The metrics

Every perturbation produces one pair: the clean baseline run vs. the perturbed run. All metrics are per-pair, aggregated in ExperimentResults.

d_norm: how much the process changed

Normalized edit distance between the paired traces' structural signatures: the minimum number of insertions, deletions, and substitutions to turn one event sequence into the other, normalized to [0, 1]. Signatures are structural: they never include argument values or content, so lexical noise does not saturate the metric.

0.0: the agent did exactly the same thing.
1.0: a completely different execution.

t*: where divergence began

The step at which the traces first diverge structurally, plus the normalized position t*/T (0 = diverged immediately, 1 = at the very end). Early divergence means the corruption changed the agent's plan, not just its final wording.

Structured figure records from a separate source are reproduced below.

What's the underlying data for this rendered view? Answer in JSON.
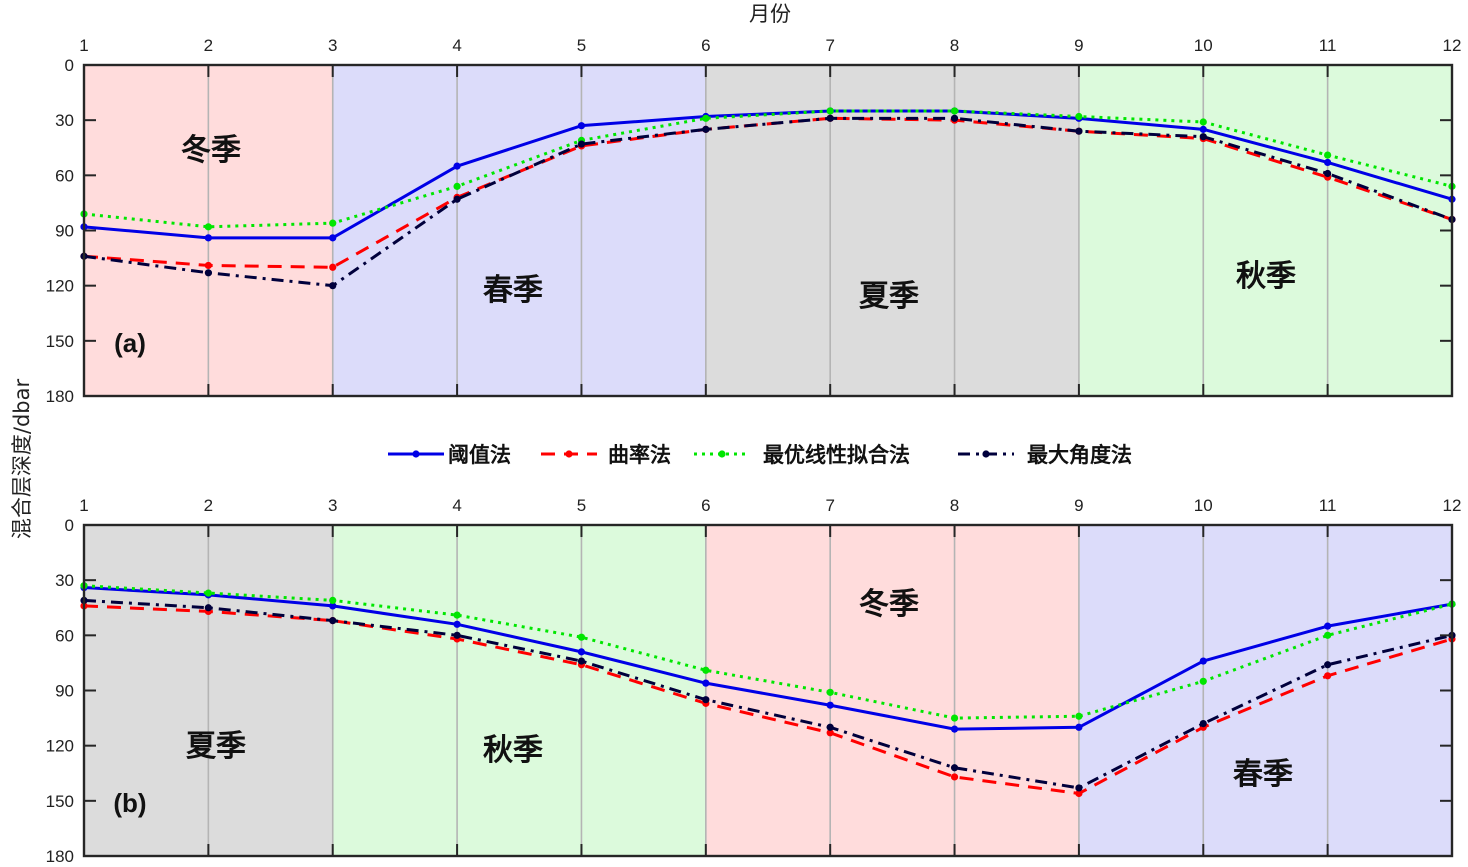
{
  "chart_data": {
    "type": "line",
    "x_axis_title": "月份",
    "y_axis_title": "混合层深度/dbar",
    "x": [
      1,
      2,
      3,
      4,
      5,
      6,
      7,
      8,
      9,
      10,
      11,
      12
    ],
    "xticks": [
      "1",
      "2",
      "3",
      "4",
      "5",
      "6",
      "7",
      "8",
      "9",
      "10",
      "11",
      "12"
    ],
    "yticks": [
      "0",
      "30",
      "60",
      "90",
      "120",
      "150",
      "180"
    ],
    "ylim": [
      0,
      180
    ],
    "y_reversed": true,
    "grid": "vertical",
    "legend_position": "between-panels",
    "legend": [
      {
        "name": "阈值法",
        "color": "#0000e6",
        "style": "solid"
      },
      {
        "name": "曲率法",
        "color": "#ff0000",
        "style": "dashed"
      },
      {
        "name": "最优线性拟合法",
        "color": "#00e600",
        "style": "dotted"
      },
      {
        "name": "最大角度法",
        "color": "#00003c",
        "style": "dashdot"
      }
    ],
    "panels": [
      {
        "label": "(a)",
        "seasons": [
          {
            "name": "冬季",
            "start": 1,
            "end": 3,
            "color": "#ffdcdc"
          },
          {
            "name": "春季",
            "start": 3,
            "end": 6,
            "color": "#dcdcfa"
          },
          {
            "name": "夏季",
            "start": 6,
            "end": 9,
            "color": "#dcdcdc"
          },
          {
            "name": "秋季",
            "start": 9,
            "end": 12,
            "color": "#dcfadc"
          }
        ],
        "series": [
          {
            "name": "阈值法",
            "values": [
              88,
              94,
              94,
              55,
              33,
              28,
              25,
              25,
              29,
              35,
              53,
              73
            ]
          },
          {
            "name": "曲率法",
            "values": [
              104,
              109,
              110,
              72,
              44,
              35,
              29,
              30,
              36,
              40,
              61,
              84
            ]
          },
          {
            "name": "最优线性拟合法",
            "values": [
              81,
              88,
              86,
              66,
              41,
              29,
              25,
              25,
              28,
              31,
              49,
              66
            ]
          },
          {
            "name": "最大角度法",
            "values": [
              104,
              113,
              120,
              73,
              43,
              35,
              29,
              29,
              36,
              39,
              59,
              84
            ]
          }
        ]
      },
      {
        "label": "(b)",
        "seasons": [
          {
            "name": "夏季",
            "start": 1,
            "end": 3,
            "color": "#dcdcdc"
          },
          {
            "name": "秋季",
            "start": 3,
            "end": 6,
            "color": "#dcfadc"
          },
          {
            "name": "冬季",
            "start": 6,
            "end": 9,
            "color": "#ffdcdc"
          },
          {
            "name": "春季",
            "start": 9,
            "end": 12,
            "color": "#dcdcfa"
          }
        ],
        "series": [
          {
            "name": "阈值法",
            "values": [
              34,
              38,
              44,
              54,
              69,
              86,
              98,
              111,
              110,
              74,
              55,
              43
            ]
          },
          {
            "name": "曲率法",
            "values": [
              44,
              47,
              52,
              62,
              76,
              97,
              113,
              137,
              146,
              110,
              82,
              62
            ]
          },
          {
            "name": "最优线性拟合法",
            "values": [
              33,
              37,
              41,
              49,
              61,
              79,
              91,
              105,
              104,
              85,
              60,
              43
            ]
          },
          {
            "name": "最大角度法",
            "values": [
              41,
              45,
              52,
              60,
              74,
              95,
              110,
              132,
              143,
              108,
              76,
              60
            ]
          }
        ]
      }
    ]
  }
}
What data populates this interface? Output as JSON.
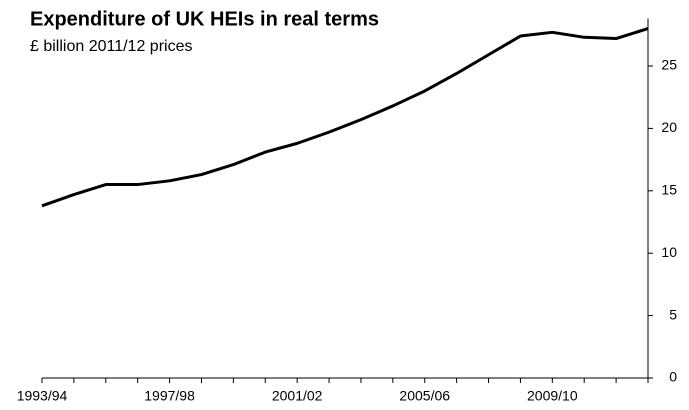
{
  "chart_data": {
    "type": "line",
    "title": "Expenditure of UK HEIs in real terms",
    "subtitle": "£ billion 2011/12 prices",
    "categories": [
      "1993/94",
      null,
      null,
      null,
      "1997/98",
      null,
      null,
      null,
      "2001/02",
      null,
      null,
      null,
      "2005/06",
      null,
      null,
      null,
      "2009/10",
      null,
      null,
      null
    ],
    "series": [
      {
        "color": "#000000",
        "values": [
          13.8,
          14.7,
          15.5,
          15.5,
          15.8,
          16.3,
          17.1,
          18.1,
          18.8,
          19.7,
          20.7,
          21.8,
          23.0,
          24.4,
          25.9,
          27.4,
          27.7,
          27.3,
          27.2,
          28.0
        ]
      }
    ],
    "ylim": [
      0,
      28.8
    ],
    "yticks": [
      0,
      5,
      10,
      15,
      20,
      25
    ],
    "y_axis_side": "right",
    "grid": false
  }
}
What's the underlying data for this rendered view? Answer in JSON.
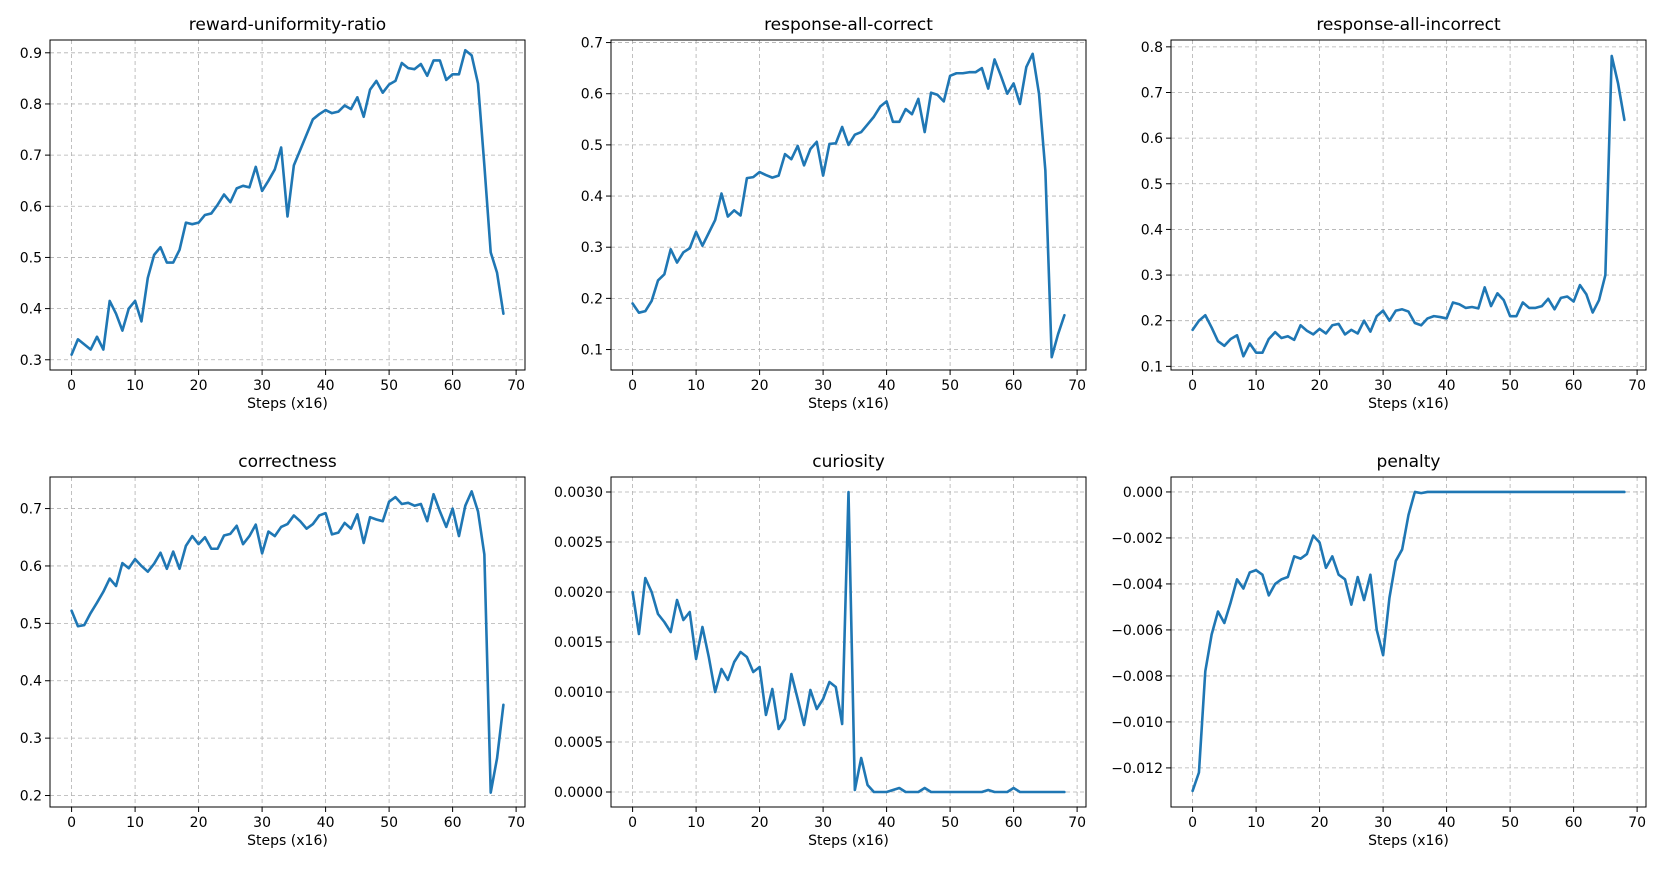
{
  "chart_data": [
    {
      "type": "line",
      "title": "reward-uniformity-ratio",
      "xlabel": "Steps (x16)",
      "ylabel": "",
      "xlim": [
        -3.4,
        71.4
      ],
      "ylim": [
        0.28,
        0.925
      ],
      "xticks": [
        0,
        10,
        20,
        30,
        40,
        50,
        60,
        70
      ],
      "yticks": [
        0.3,
        0.4,
        0.5,
        0.6,
        0.7,
        0.8,
        0.9
      ],
      "ytick_labels": [
        "0.3",
        "0.4",
        "0.5",
        "0.6",
        "0.7",
        "0.8",
        "0.9"
      ],
      "grid": true,
      "color": "#1f77b4",
      "x": [
        0,
        1,
        2,
        3,
        4,
        5,
        6,
        7,
        8,
        9,
        10,
        11,
        12,
        13,
        14,
        15,
        16,
        17,
        18,
        19,
        20,
        21,
        22,
        23,
        24,
        25,
        26,
        27,
        28,
        29,
        30,
        31,
        32,
        33,
        34,
        35,
        36,
        37,
        38,
        39,
        40,
        41,
        42,
        43,
        44,
        45,
        46,
        47,
        48,
        49,
        50,
        51,
        52,
        53,
        54,
        55,
        56,
        57,
        58,
        59,
        60,
        61,
        62,
        63,
        64,
        65,
        66,
        67,
        68
      ],
      "y": [
        0.31,
        0.34,
        0.33,
        0.32,
        0.345,
        0.32,
        0.415,
        0.39,
        0.357,
        0.4,
        0.415,
        0.375,
        0.46,
        0.505,
        0.52,
        0.49,
        0.49,
        0.515,
        0.568,
        0.565,
        0.568,
        0.583,
        0.586,
        0.603,
        0.623,
        0.608,
        0.635,
        0.64,
        0.637,
        0.677,
        0.63,
        0.65,
        0.672,
        0.715,
        0.58,
        0.68,
        0.71,
        0.74,
        0.77,
        0.78,
        0.788,
        0.782,
        0.785,
        0.797,
        0.79,
        0.813,
        0.775,
        0.828,
        0.845,
        0.822,
        0.838,
        0.845,
        0.88,
        0.87,
        0.868,
        0.878,
        0.855,
        0.885,
        0.885,
        0.847,
        0.858,
        0.858,
        0.905,
        0.895,
        0.84,
        0.68,
        0.51,
        0.47,
        0.39
      ]
    },
    {
      "type": "line",
      "title": "response-all-correct",
      "xlabel": "Steps (x16)",
      "ylabel": "",
      "xlim": [
        -3.4,
        71.4
      ],
      "ylim": [
        0.06,
        0.705
      ],
      "xticks": [
        0,
        10,
        20,
        30,
        40,
        50,
        60,
        70
      ],
      "yticks": [
        0.1,
        0.2,
        0.3,
        0.4,
        0.5,
        0.6,
        0.7
      ],
      "ytick_labels": [
        "0.1",
        "0.2",
        "0.3",
        "0.4",
        "0.5",
        "0.6",
        "0.7"
      ],
      "grid": true,
      "color": "#1f77b4",
      "x": [
        0,
        1,
        2,
        3,
        4,
        5,
        6,
        7,
        8,
        9,
        10,
        11,
        12,
        13,
        14,
        15,
        16,
        17,
        18,
        19,
        20,
        21,
        22,
        23,
        24,
        25,
        26,
        27,
        28,
        29,
        30,
        31,
        32,
        33,
        34,
        35,
        36,
        37,
        38,
        39,
        40,
        41,
        42,
        43,
        44,
        45,
        46,
        47,
        48,
        49,
        50,
        51,
        52,
        53,
        54,
        55,
        56,
        57,
        58,
        59,
        60,
        61,
        62,
        63,
        64,
        65,
        66,
        67,
        68
      ],
      "y": [
        0.19,
        0.172,
        0.175,
        0.195,
        0.235,
        0.247,
        0.296,
        0.27,
        0.29,
        0.298,
        0.33,
        0.303,
        0.328,
        0.353,
        0.405,
        0.36,
        0.372,
        0.362,
        0.435,
        0.437,
        0.447,
        0.441,
        0.436,
        0.44,
        0.482,
        0.472,
        0.498,
        0.46,
        0.492,
        0.506,
        0.44,
        0.502,
        0.503,
        0.535,
        0.5,
        0.52,
        0.525,
        0.54,
        0.555,
        0.575,
        0.585,
        0.545,
        0.545,
        0.57,
        0.56,
        0.59,
        0.525,
        0.602,
        0.598,
        0.585,
        0.635,
        0.64,
        0.64,
        0.642,
        0.642,
        0.65,
        0.61,
        0.667,
        0.635,
        0.6,
        0.62,
        0.58,
        0.652,
        0.678,
        0.6,
        0.45,
        0.085,
        0.13,
        0.167
      ]
    },
    {
      "type": "line",
      "title": "response-all-incorrect",
      "xlabel": "Steps (x16)",
      "ylabel": "",
      "xlim": [
        -3.4,
        71.4
      ],
      "ylim": [
        0.092,
        0.815
      ],
      "xticks": [
        0,
        10,
        20,
        30,
        40,
        50,
        60,
        70
      ],
      "yticks": [
        0.1,
        0.2,
        0.3,
        0.4,
        0.5,
        0.6,
        0.7,
        0.8
      ],
      "ytick_labels": [
        "0.1",
        "0.2",
        "0.3",
        "0.4",
        "0.5",
        "0.6",
        "0.7",
        "0.8"
      ],
      "grid": true,
      "color": "#1f77b4",
      "x": [
        0,
        1,
        2,
        3,
        4,
        5,
        6,
        7,
        8,
        9,
        10,
        11,
        12,
        13,
        14,
        15,
        16,
        17,
        18,
        19,
        20,
        21,
        22,
        23,
        24,
        25,
        26,
        27,
        28,
        29,
        30,
        31,
        32,
        33,
        34,
        35,
        36,
        37,
        38,
        39,
        40,
        41,
        42,
        43,
        44,
        45,
        46,
        47,
        48,
        49,
        50,
        51,
        52,
        53,
        54,
        55,
        56,
        57,
        58,
        59,
        60,
        61,
        62,
        63,
        64,
        65,
        66,
        67,
        68
      ],
      "y": [
        0.18,
        0.2,
        0.212,
        0.185,
        0.155,
        0.145,
        0.16,
        0.168,
        0.122,
        0.15,
        0.13,
        0.13,
        0.16,
        0.175,
        0.162,
        0.166,
        0.158,
        0.19,
        0.178,
        0.17,
        0.182,
        0.172,
        0.19,
        0.193,
        0.17,
        0.18,
        0.172,
        0.2,
        0.176,
        0.21,
        0.222,
        0.2,
        0.222,
        0.225,
        0.22,
        0.195,
        0.19,
        0.205,
        0.21,
        0.208,
        0.205,
        0.24,
        0.236,
        0.228,
        0.23,
        0.227,
        0.273,
        0.232,
        0.26,
        0.245,
        0.21,
        0.21,
        0.24,
        0.228,
        0.228,
        0.232,
        0.248,
        0.225,
        0.25,
        0.253,
        0.242,
        0.278,
        0.258,
        0.218,
        0.245,
        0.3,
        0.78,
        0.72,
        0.64
      ]
    },
    {
      "type": "line",
      "title": "correctness",
      "xlabel": "Steps (x16)",
      "ylabel": "",
      "xlim": [
        -3.4,
        71.4
      ],
      "ylim": [
        0.18,
        0.755
      ],
      "xticks": [
        0,
        10,
        20,
        30,
        40,
        50,
        60,
        70
      ],
      "yticks": [
        0.2,
        0.3,
        0.4,
        0.5,
        0.6,
        0.7
      ],
      "ytick_labels": [
        "0.2",
        "0.3",
        "0.4",
        "0.5",
        "0.6",
        "0.7"
      ],
      "grid": true,
      "color": "#1f77b4",
      "x": [
        0,
        1,
        2,
        3,
        4,
        5,
        6,
        7,
        8,
        9,
        10,
        11,
        12,
        13,
        14,
        15,
        16,
        17,
        18,
        19,
        20,
        21,
        22,
        23,
        24,
        25,
        26,
        27,
        28,
        29,
        30,
        31,
        32,
        33,
        34,
        35,
        36,
        37,
        38,
        39,
        40,
        41,
        42,
        43,
        44,
        45,
        46,
        47,
        48,
        49,
        50,
        51,
        52,
        53,
        54,
        55,
        56,
        57,
        58,
        59,
        60,
        61,
        62,
        63,
        64,
        65,
        66,
        67,
        68
      ],
      "y": [
        0.522,
        0.495,
        0.497,
        0.518,
        0.536,
        0.555,
        0.578,
        0.565,
        0.605,
        0.596,
        0.612,
        0.6,
        0.59,
        0.604,
        0.623,
        0.595,
        0.625,
        0.595,
        0.635,
        0.652,
        0.638,
        0.65,
        0.63,
        0.63,
        0.653,
        0.656,
        0.67,
        0.638,
        0.652,
        0.672,
        0.622,
        0.66,
        0.652,
        0.668,
        0.673,
        0.688,
        0.678,
        0.665,
        0.673,
        0.688,
        0.692,
        0.655,
        0.658,
        0.675,
        0.665,
        0.69,
        0.64,
        0.685,
        0.681,
        0.678,
        0.712,
        0.72,
        0.708,
        0.71,
        0.705,
        0.708,
        0.678,
        0.725,
        0.695,
        0.668,
        0.7,
        0.652,
        0.705,
        0.73,
        0.695,
        0.62,
        0.205,
        0.265,
        0.358
      ]
    },
    {
      "type": "line",
      "title": "curiosity",
      "xlabel": "Steps (x16)",
      "ylabel": "",
      "xlim": [
        -3.4,
        71.4
      ],
      "ylim": [
        -0.00015,
        0.00315
      ],
      "xticks": [
        0,
        10,
        20,
        30,
        40,
        50,
        60,
        70
      ],
      "yticks": [
        0,
        0.0005,
        0.001,
        0.0015,
        0.002,
        0.0025,
        0.003
      ],
      "ytick_labels": [
        "0.0000",
        "0.0005",
        "0.0010",
        "0.0015",
        "0.0020",
        "0.0025",
        "0.0030"
      ],
      "grid": true,
      "color": "#1f77b4",
      "x": [
        0,
        1,
        2,
        3,
        4,
        5,
        6,
        7,
        8,
        9,
        10,
        11,
        12,
        13,
        14,
        15,
        16,
        17,
        18,
        19,
        20,
        21,
        22,
        23,
        24,
        25,
        26,
        27,
        28,
        29,
        30,
        31,
        32,
        33,
        34,
        35,
        36,
        37,
        38,
        39,
        40,
        41,
        42,
        43,
        44,
        45,
        46,
        47,
        48,
        49,
        50,
        51,
        52,
        53,
        54,
        55,
        56,
        57,
        58,
        59,
        60,
        61,
        62,
        63,
        64,
        65,
        66,
        67,
        68
      ],
      "y": [
        0.002,
        0.00158,
        0.00214,
        0.002,
        0.00178,
        0.0017,
        0.0016,
        0.00192,
        0.00172,
        0.0018,
        0.00133,
        0.00165,
        0.00135,
        0.001,
        0.00123,
        0.00112,
        0.0013,
        0.0014,
        0.00135,
        0.0012,
        0.00125,
        0.00077,
        0.00103,
        0.00063,
        0.00073,
        0.00118,
        0.00093,
        0.00067,
        0.00102,
        0.00083,
        0.00093,
        0.0011,
        0.00105,
        0.00068,
        0.003,
        2e-05,
        0.00034,
        7e-05,
        0,
        0,
        0,
        2e-05,
        4e-05,
        0,
        0,
        0,
        4e-05,
        0,
        0,
        0,
        0,
        0,
        0,
        0,
        0,
        0,
        2e-05,
        0,
        0,
        0,
        4e-05,
        0,
        0,
        0,
        0,
        0,
        0,
        0,
        0
      ]
    },
    {
      "type": "line",
      "title": "penalty",
      "xlabel": "Steps (x16)",
      "ylabel": "",
      "xlim": [
        -3.4,
        71.4
      ],
      "ylim": [
        -0.0137,
        0.00065
      ],
      "xticks": [
        0,
        10,
        20,
        30,
        40,
        50,
        60,
        70
      ],
      "yticks": [
        0,
        -0.002,
        -0.004,
        -0.006,
        -0.008,
        -0.01,
        -0.012
      ],
      "ytick_labels": [
        "0.000",
        "−0.002",
        "−0.004",
        "−0.006",
        "−0.008",
        "−0.010",
        "−0.012"
      ],
      "grid": true,
      "color": "#1f77b4",
      "x": [
        0,
        1,
        2,
        3,
        4,
        5,
        6,
        7,
        8,
        9,
        10,
        11,
        12,
        13,
        14,
        15,
        16,
        17,
        18,
        19,
        20,
        21,
        22,
        23,
        24,
        25,
        26,
        27,
        28,
        29,
        30,
        31,
        32,
        33,
        34,
        35,
        36,
        37,
        38,
        39,
        40,
        41,
        42,
        43,
        44,
        45,
        46,
        47,
        48,
        49,
        50,
        51,
        52,
        53,
        54,
        55,
        56,
        57,
        58,
        59,
        60,
        61,
        62,
        63,
        64,
        65,
        66,
        67,
        68
      ],
      "y": [
        -0.013,
        -0.0122,
        -0.0078,
        -0.0062,
        -0.0052,
        -0.0057,
        -0.0048,
        -0.0038,
        -0.0042,
        -0.0035,
        -0.0034,
        -0.0036,
        -0.0045,
        -0.004,
        -0.0038,
        -0.0037,
        -0.0028,
        -0.0029,
        -0.0027,
        -0.0019,
        -0.0022,
        -0.0033,
        -0.0028,
        -0.0036,
        -0.0038,
        -0.0049,
        -0.0037,
        -0.0047,
        -0.0036,
        -0.006,
        -0.0071,
        -0.0046,
        -0.003,
        -0.0025,
        -0.001,
        0,
        -5e-05,
        0,
        0,
        0,
        0,
        0,
        0,
        0,
        0,
        0,
        0,
        0,
        0,
        0,
        0,
        0,
        0,
        0,
        0,
        0,
        0,
        0,
        0,
        0,
        0,
        0,
        0,
        0,
        0,
        0,
        0,
        0,
        0
      ]
    }
  ]
}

Manifestation: how the damage showed up

A rule-based taxonomy over the pair:

fine category	meaning
`silent_semantic_corruption`	answer changed, process identical (the scariest row)
`strategy_reroute`	a different agent/node was chosen
`early_termination`	the perturbed run gave up sooner
`loop_or_extended_execution`	the run thrashed or ran long
`catastrophic_failure`	null answer plus major disruption
`structural_divergence_with_outcome_change`	different path, different answer
`structural_divergence_recovered`	different path, same answer
`no_observable_effect`	nothing changed

Each fine category rolls up to one of four manifestation groups: silent corruption, behavioral detours, combined disruption, no observable effect.

Token overhead

Perturbed-run tokens / baseline tokens, from captured usage. Corruption you pay for. External agents get this from the capture wrapper's captured usage; runs without usage data are reported as unavailable, never as 1.0.

The noise floor

LLM agents are not deterministic: sampling temperature, concurrency scheduling, and retrieval nondeterminism all produce divergence with no perturbation at all. noise_floor_runs re-runs the clean baseline; the baseline-vs-itself d_norm is the floor. Pairs at or below it are flagged within_noise_floor; report them as contamination at your peril.

Defaults: 1 re-run for external agents (do not turn it off), 0 for the deterministic built-in-agent-plus-stub path. summary() warns prominently whenever the floor is unmeasured for an external agent.